On the other hand …. you don’t want this stranger to be as good as you. You don’t want them to win over all your clients. To fit right in. To have more experience. More knowledge. More expert authority. You certainly don’t want your staff to idolise her (or him) and leave when she leaves.
I’m not the only woman in that tricky dilemma of recruiting your own replacement for maternity leave cover. Caught between a rock and a hard stone, you want your replacement to be good. But not too good. (During one maternity leave, my replacement tried to ‘steal’ my promotion while I was away – more on that another day).
Tonight’s show on BBC One really plays to that nightmare scenario of the maternity leave replacement. Ellen lands a big contract for her firm of architects and then falls unexpectedly pregnant. When she hires Paula as the replacement, she soon fears she has made a terrible mistake.

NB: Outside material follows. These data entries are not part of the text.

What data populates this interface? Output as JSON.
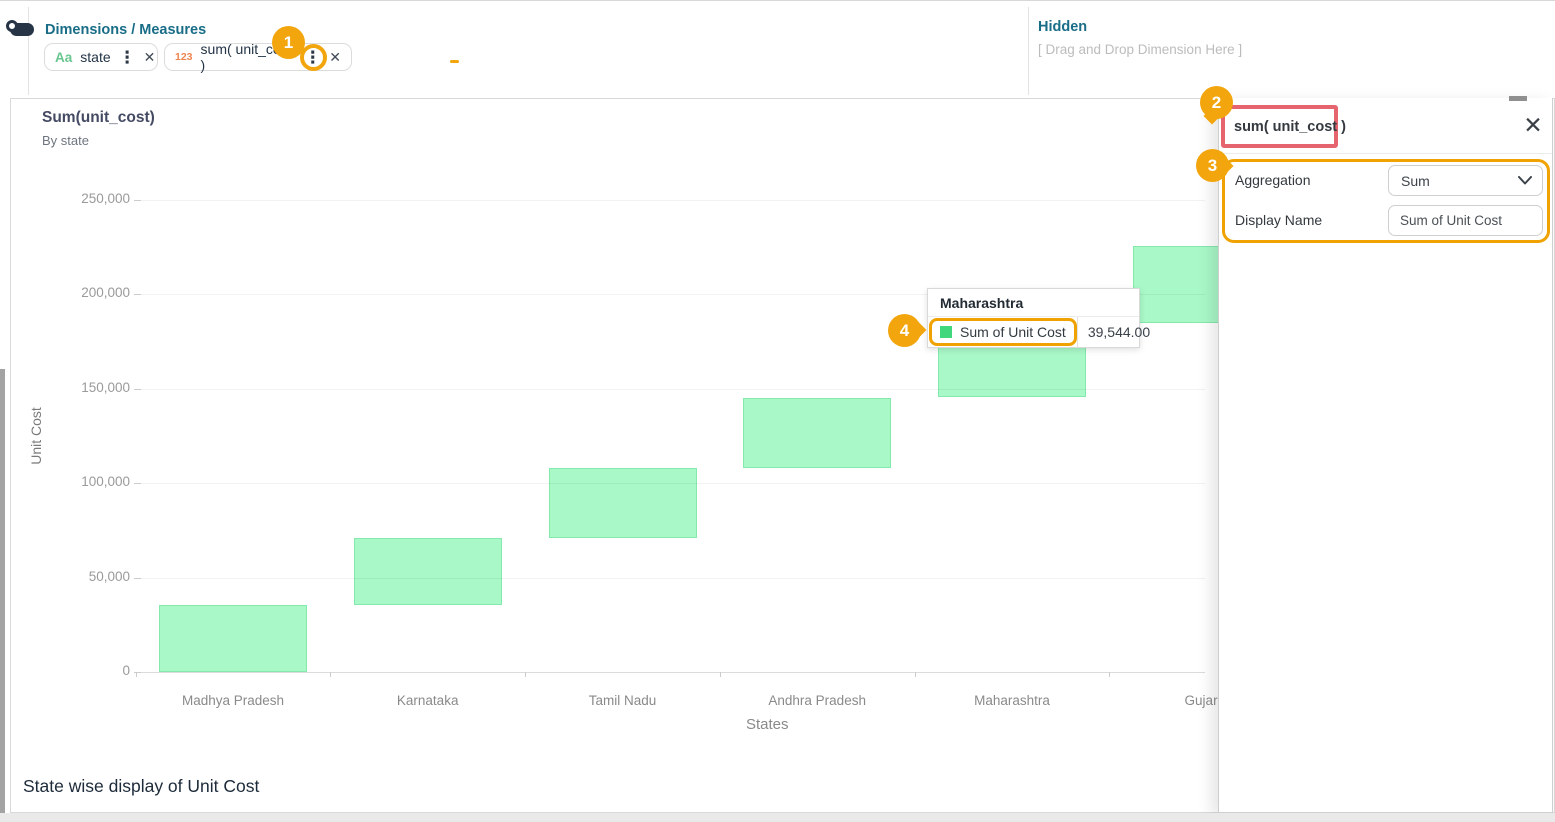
{
  "toolbar": {
    "dimensions_measures_label": "Dimensions / Measures",
    "pills": [
      {
        "type_icon": "Aa",
        "label": "state",
        "menu_icon": "⋮",
        "close_icon": "✕"
      },
      {
        "type_icon": "123",
        "label": "sum( unit_cost )",
        "menu_icon": "⋮",
        "close_icon": "✕"
      }
    ],
    "hidden_label": "Hidden",
    "hidden_placeholder": "[ Drag and Drop Dimension Here ]"
  },
  "chart": {
    "title": "Sum(unit_cost)",
    "subtitle": "By state",
    "footer_title": "State wise display of Unit Cost"
  },
  "chart_data": {
    "type": "bar",
    "subtype": "waterfall",
    "title": "Sum(unit_cost)",
    "subtitle": "By state",
    "xlabel": "States",
    "ylabel": "Unit Cost",
    "categories": [
      "Madhya Pradesh",
      "Karnataka",
      "Tamil Nadu",
      "Andhra Pradesh",
      "Maharashtra",
      "Gujarat"
    ],
    "values": [
      35480,
      35490,
      37080,
      37340,
      39544,
      40700
    ],
    "cumulative_end": [
      35480,
      70970,
      108050,
      145390,
      184934,
      225634
    ],
    "ylim": [
      0,
      250000
    ],
    "y_ticks": [
      {
        "value": 0,
        "label": "0"
      },
      {
        "value": 50000,
        "label": "50,000"
      },
      {
        "value": 100000,
        "label": "100,000"
      },
      {
        "value": 150000,
        "label": "150,000"
      },
      {
        "value": 200000,
        "label": "200,000"
      },
      {
        "value": 250000,
        "label": "250,000"
      }
    ],
    "grid": true,
    "legend": false,
    "bar_fill": "#a9f8c8",
    "bar_border": "#85e8ad"
  },
  "tooltip": {
    "title": "Maharashtra",
    "series_label": "Sum of Unit Cost",
    "value": "39,544.00",
    "swatch_color": "#41d87d"
  },
  "panel": {
    "title": "sum( unit_cost )",
    "close_icon": "✕",
    "aggregation_label": "Aggregation",
    "aggregation_value": "Sum",
    "display_name_label": "Display Name",
    "display_name_value": "Sum of Unit Cost"
  },
  "annotations": {
    "badge_1": "1",
    "badge_2": "2",
    "badge_3": "3",
    "badge_4": "4",
    "accent_color": "#f2a50c",
    "highlight_red": "#e5646e"
  }
}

Ellen loves her career and is in no doubt that she wants to get back to work quickly. But the replacement, Paula (and already a mum), has other ideas. She thinks Ellen should be focusing on her baby, not her work.
While Ellen is scared that she is being forced out and that Paula is quick to move in – not just on her bosses, but on her clients and friends too, everybody else thinks that Paula is great. Even her husband thinks she’s being overly sensitive and paranoid. But then he knows about her previous mental history. Is Paula being manipulative or is she simply trying to do a good job?
These maternity leave nightmare scenarios crop up all the time in the conversations I have with my clients. Who hasn’t had their mental state questioned by colleagues when pregnant. Who hasn’t worried that their manager is cutting you out of conversations. Who doesn’t fear that the replacement will damage your reputation; steal your promotion; or restructure the team in your absence.
While you might be tempted to ring your work colleagues every couple of weeks to check how the replacement is working out (secretly hoping the answer is “terrible”), let’s not forget that The Replacement is fiction.
No matter how good (or bad) your replacement, while the majority of employers say they are firm supporters of female staff during and after pregnancy, according to research published by the Equality and Human Rights Commission, three in four (77%) mothers say they have had a negative or possibly discriminatory experience at work.
So caught between a rock and a hard stone, you need your replacement to be good. But not too good. After all, you don’t want your replacement to ‘steal’ your clients or your reputation while you’re away.